Question

An infinitely long cylindrical water filament of radius \( R \) is surrounded by air. Assume water and air to be static. The pressure outside the filament is \( P_{\text{out}} \) and the pressure inside is \( P_{\text{in}} \). If \( \gamma \) is the surface tension of the water-air interface, then \( P_{\text{in}} - P_{\text{out}} \) is:

• A. \( \frac{2\gamma}{R} \)
• B. \( 0 \)
• C. \( \frac{\gamma}{R} \)
• D. \( \frac{4\gamma}{R} \)

Hint:

For Laplace pressure problems, identify whether the interface is spherical or cylindrical. A cylindrical interface has a pressure difference of \( \frac{\gamma}{R} \), while a spherical interface has \( \frac{2\gamma}{R} \).

Answer 1

The Correct Option is C

Step 1: Use the Laplace pressure equation. The Laplace pressure equation for a cylindrical interface is given by: \[ P_{\text{in}} - P_{\text{out}} = \frac{\gamma}{R}. \] Here: - \( P_{\text{in}} \) is the pressure inside the water filament, - \( P_{\text{out}} \) is the pressure outside the water filament, - \( \gamma \) is the surface tension, - \( R \) is the radius of the cylindrical water filament. Step 2: Validate the equation for a cylindrical surface.
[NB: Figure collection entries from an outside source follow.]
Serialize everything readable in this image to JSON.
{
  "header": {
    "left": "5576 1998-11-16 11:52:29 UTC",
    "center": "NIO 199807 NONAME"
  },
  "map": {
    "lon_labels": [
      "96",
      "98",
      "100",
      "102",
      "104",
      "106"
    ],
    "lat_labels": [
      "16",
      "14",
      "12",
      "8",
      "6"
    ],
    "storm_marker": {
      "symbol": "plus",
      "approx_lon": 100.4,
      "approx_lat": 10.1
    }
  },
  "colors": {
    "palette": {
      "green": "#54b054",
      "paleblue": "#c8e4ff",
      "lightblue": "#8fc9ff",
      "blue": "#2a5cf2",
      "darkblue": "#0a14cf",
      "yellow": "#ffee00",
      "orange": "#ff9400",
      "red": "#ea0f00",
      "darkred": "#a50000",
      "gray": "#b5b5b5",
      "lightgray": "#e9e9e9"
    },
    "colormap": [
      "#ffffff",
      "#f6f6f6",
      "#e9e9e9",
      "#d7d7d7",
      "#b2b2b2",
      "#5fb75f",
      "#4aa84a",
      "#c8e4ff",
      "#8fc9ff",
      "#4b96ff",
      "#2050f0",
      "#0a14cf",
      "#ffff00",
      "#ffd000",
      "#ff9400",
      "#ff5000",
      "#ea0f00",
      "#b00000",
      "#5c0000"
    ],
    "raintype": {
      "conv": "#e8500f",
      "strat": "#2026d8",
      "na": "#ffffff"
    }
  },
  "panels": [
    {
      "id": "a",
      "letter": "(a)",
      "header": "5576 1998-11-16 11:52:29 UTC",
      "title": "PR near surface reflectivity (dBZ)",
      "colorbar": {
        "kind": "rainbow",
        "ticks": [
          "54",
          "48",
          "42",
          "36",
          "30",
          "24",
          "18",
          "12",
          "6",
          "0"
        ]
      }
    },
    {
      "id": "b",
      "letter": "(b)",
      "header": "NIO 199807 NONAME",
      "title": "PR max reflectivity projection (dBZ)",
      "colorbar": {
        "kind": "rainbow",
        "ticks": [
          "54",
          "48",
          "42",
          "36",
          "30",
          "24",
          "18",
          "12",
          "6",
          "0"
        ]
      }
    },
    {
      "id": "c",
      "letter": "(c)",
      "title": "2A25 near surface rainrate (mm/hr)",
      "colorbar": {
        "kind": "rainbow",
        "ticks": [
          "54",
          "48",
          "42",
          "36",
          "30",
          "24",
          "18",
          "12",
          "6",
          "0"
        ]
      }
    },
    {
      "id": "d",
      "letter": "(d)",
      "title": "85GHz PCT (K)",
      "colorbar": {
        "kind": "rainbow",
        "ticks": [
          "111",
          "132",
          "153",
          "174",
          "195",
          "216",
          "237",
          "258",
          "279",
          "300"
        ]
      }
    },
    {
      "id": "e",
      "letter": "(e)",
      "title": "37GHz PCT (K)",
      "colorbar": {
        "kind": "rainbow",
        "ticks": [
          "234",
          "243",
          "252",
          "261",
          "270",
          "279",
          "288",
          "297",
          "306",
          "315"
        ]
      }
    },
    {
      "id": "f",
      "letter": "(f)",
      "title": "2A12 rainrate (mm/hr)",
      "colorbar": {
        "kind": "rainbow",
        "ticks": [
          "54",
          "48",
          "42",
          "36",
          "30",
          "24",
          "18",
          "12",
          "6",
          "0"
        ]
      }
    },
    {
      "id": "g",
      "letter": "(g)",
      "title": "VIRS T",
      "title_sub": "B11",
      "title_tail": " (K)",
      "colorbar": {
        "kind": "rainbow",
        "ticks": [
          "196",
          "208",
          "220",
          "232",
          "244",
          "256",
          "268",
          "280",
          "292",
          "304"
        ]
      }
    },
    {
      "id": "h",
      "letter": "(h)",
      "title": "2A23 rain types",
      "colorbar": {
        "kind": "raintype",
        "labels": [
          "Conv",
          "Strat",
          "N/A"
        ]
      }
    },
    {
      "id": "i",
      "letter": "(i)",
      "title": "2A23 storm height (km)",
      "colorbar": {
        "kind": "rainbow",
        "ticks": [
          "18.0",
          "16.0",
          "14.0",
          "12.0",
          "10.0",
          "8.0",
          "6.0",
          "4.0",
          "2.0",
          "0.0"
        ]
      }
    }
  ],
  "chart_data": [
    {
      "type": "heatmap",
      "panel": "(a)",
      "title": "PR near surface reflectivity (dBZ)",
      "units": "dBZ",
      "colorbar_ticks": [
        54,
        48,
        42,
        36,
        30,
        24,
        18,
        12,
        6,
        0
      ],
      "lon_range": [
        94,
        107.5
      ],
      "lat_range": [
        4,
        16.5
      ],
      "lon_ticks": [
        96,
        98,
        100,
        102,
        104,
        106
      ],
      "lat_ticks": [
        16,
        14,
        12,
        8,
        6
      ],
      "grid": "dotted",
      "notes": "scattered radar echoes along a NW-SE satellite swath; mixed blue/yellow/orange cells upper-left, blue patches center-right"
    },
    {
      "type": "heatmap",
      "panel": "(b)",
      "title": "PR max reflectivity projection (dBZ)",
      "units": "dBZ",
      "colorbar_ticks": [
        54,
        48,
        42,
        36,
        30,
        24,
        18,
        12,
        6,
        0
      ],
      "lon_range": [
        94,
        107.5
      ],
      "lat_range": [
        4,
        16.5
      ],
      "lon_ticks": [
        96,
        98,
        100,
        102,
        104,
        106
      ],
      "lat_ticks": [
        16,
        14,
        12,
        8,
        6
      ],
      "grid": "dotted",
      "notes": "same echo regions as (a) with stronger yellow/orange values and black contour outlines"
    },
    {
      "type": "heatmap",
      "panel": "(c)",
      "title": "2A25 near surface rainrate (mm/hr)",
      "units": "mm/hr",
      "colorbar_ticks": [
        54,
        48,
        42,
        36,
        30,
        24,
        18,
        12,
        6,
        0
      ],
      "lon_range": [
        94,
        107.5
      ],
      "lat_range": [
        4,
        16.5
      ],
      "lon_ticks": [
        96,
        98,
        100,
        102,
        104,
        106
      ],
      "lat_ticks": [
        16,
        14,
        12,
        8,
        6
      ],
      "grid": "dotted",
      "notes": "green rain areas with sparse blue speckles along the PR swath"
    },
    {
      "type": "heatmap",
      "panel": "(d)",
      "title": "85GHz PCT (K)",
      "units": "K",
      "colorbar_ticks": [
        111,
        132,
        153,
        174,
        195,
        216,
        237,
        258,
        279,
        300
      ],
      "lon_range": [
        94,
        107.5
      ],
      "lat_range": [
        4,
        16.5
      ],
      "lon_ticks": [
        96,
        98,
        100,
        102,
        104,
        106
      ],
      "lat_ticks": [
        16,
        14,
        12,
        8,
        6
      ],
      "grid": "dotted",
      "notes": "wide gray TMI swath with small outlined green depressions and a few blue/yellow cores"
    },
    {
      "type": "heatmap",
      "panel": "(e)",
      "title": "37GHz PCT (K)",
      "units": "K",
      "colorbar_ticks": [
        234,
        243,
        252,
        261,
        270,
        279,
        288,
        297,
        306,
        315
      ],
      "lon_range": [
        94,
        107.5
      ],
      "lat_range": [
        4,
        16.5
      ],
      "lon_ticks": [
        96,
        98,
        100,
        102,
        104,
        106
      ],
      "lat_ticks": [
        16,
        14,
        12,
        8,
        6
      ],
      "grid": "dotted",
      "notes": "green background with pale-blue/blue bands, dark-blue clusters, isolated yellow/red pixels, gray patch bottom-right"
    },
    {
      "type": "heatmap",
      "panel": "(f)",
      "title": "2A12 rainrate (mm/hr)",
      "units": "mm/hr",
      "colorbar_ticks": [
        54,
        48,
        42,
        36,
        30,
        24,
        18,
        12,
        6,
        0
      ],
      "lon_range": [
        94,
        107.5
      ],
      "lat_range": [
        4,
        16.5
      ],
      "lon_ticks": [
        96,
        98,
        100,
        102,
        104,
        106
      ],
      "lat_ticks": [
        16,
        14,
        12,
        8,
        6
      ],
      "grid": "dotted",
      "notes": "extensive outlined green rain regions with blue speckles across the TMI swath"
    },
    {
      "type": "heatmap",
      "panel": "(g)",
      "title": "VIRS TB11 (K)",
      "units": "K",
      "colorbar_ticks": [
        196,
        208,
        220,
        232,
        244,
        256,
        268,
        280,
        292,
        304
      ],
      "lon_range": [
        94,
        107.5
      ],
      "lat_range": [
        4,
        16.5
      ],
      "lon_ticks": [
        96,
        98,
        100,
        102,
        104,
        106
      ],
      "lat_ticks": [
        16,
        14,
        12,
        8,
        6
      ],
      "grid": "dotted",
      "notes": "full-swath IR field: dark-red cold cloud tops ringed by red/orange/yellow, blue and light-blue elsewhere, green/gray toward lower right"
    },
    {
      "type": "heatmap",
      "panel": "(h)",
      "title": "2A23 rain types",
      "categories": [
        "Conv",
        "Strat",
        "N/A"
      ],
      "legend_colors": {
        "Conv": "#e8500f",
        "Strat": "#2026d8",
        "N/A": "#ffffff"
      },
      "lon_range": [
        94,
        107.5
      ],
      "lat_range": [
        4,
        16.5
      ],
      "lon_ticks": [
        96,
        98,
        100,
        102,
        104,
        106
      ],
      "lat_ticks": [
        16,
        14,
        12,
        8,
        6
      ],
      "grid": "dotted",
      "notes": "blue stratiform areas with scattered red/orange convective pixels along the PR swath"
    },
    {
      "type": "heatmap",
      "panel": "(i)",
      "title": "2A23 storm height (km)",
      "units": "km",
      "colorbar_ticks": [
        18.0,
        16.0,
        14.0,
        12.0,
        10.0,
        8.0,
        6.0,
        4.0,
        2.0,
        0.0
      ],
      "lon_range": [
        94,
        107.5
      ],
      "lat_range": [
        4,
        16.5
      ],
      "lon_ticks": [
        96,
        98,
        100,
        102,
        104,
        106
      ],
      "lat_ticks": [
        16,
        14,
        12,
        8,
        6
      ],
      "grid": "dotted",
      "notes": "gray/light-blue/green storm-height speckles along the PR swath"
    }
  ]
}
For a cylindrical interface, the Laplace pressure is derived based on the curvature of the interface. Unlike a spherical interface where the pressure difference is \( \frac{2\gamma}{R} \), a cylindrical surface has a single radius of curvature, resulting in \( \frac{\gamma}{R} \). Step 3: Conclusion. The pressure difference \( P_{\text{in}} - P_{\text{out}} \) is \( \frac{\gamma}{R} \).